Par Antoine Patinet le 08/06/2022
Didier Varrod

De sa "montée" à Paris après son coming out gay jusqu'à devenir le directeur de la musique à Radio France après une belle carrière chez France Inter, Didier Varrod retrace pour têtu· son itinéraire passionné et militant.

Article paru dans le magazine têtu· n°230 (printemps 2022)

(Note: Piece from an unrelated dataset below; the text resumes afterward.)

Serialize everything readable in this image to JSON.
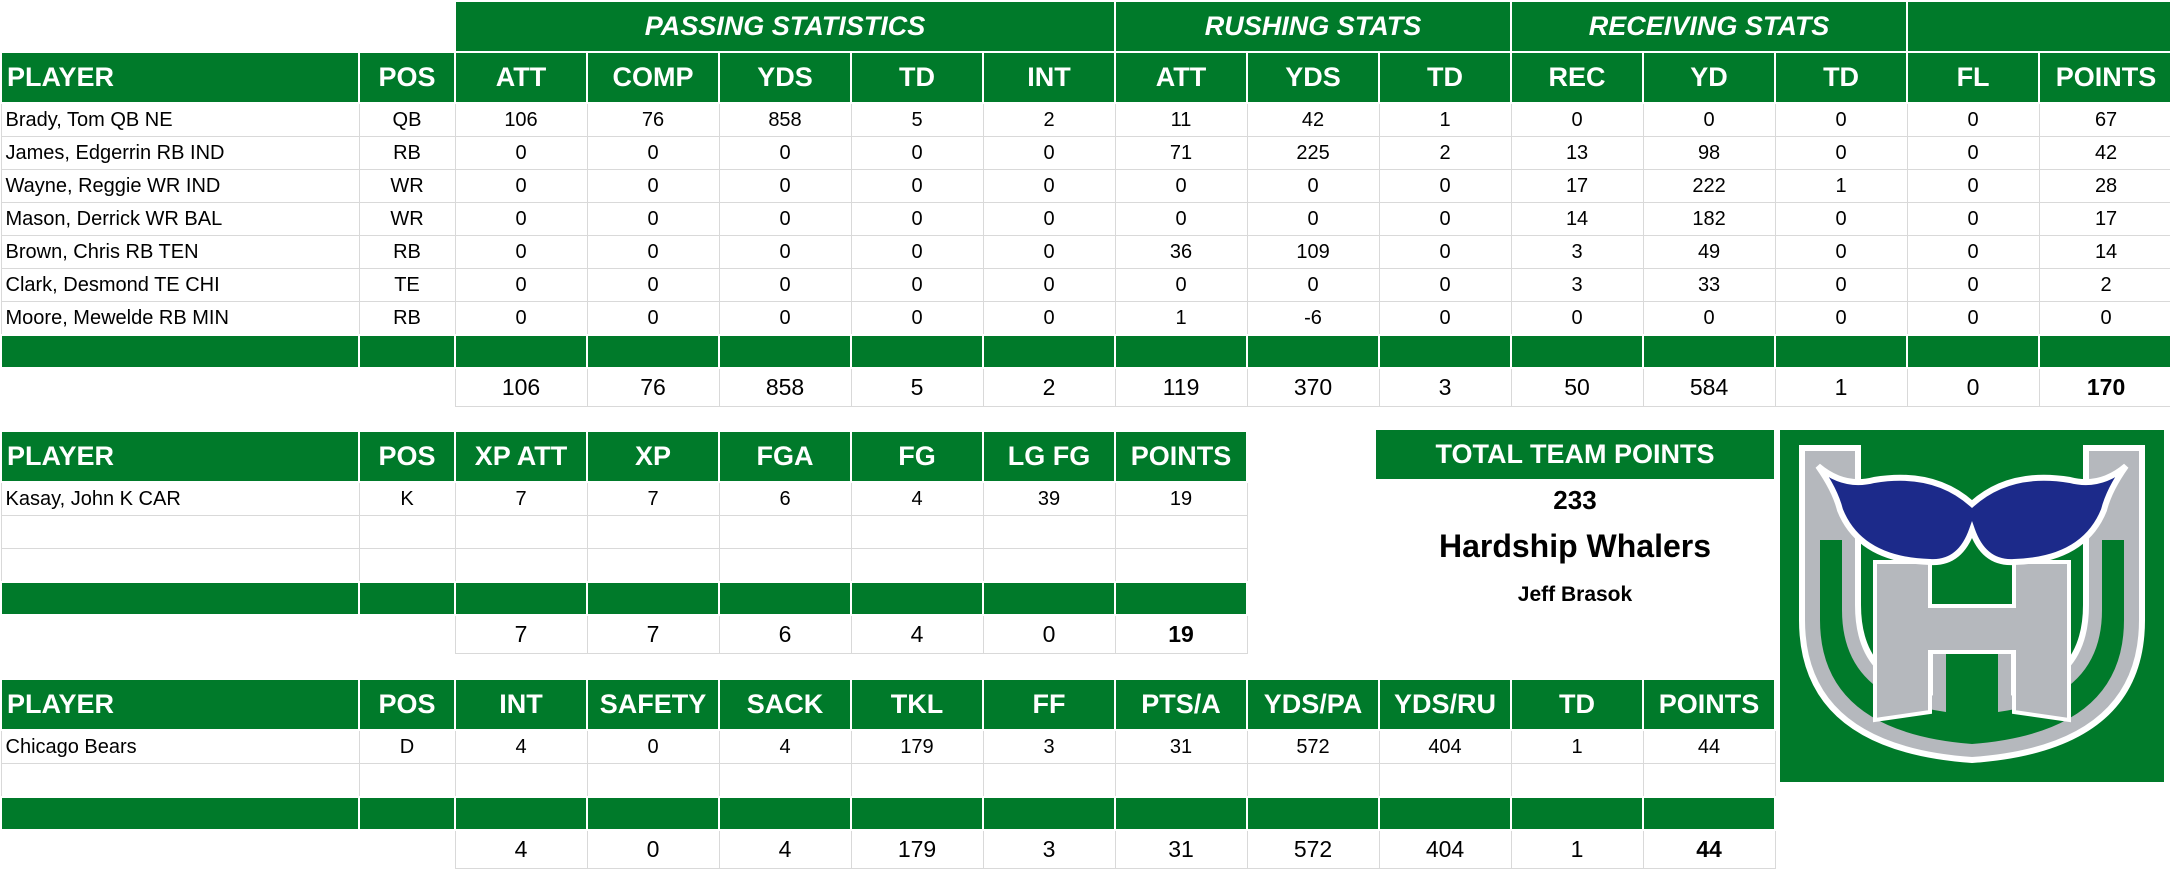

Le 4 août 1982. Ce qui sera appelé plus tard la “dépénalisation de l’homosexualité” vient d’être voté à l’Assemblée nationale. Dans les locaux de Fréquence gaie, le téléphone sonne. Antenne 2 veut quelqu’un en plateau le soir même pour commenter cette décision historique. Mais, à la radio, c’est le désert. Tout le monde est en vacances. Sauf le jeune homme au bout du fil. Il s’appelle Didier Varrod, il a seulement 21 ans, et se retrouve, veste jaune et cheveux ébouriffés dans “un mélange d’Indochine et d’Étienne Daho”, face à la présentatrice Patricia Charnelet, sur le plateau de la deuxième chaîne. “C’est à ce moment-là que tous les gens que je connaissais ont découvert que j’étais gay”, s’amuse-t-il, face à son verre de vin. Avec le temps, les cheveux sont devenus gris, presque blancs. L’attitude est moins désinvolte, mais le visage n’a pas changé ; le regard, surtout – vif et séducteur, renforcé par les pattes-d’oie qui se plissent chaque fois qu’il sourit.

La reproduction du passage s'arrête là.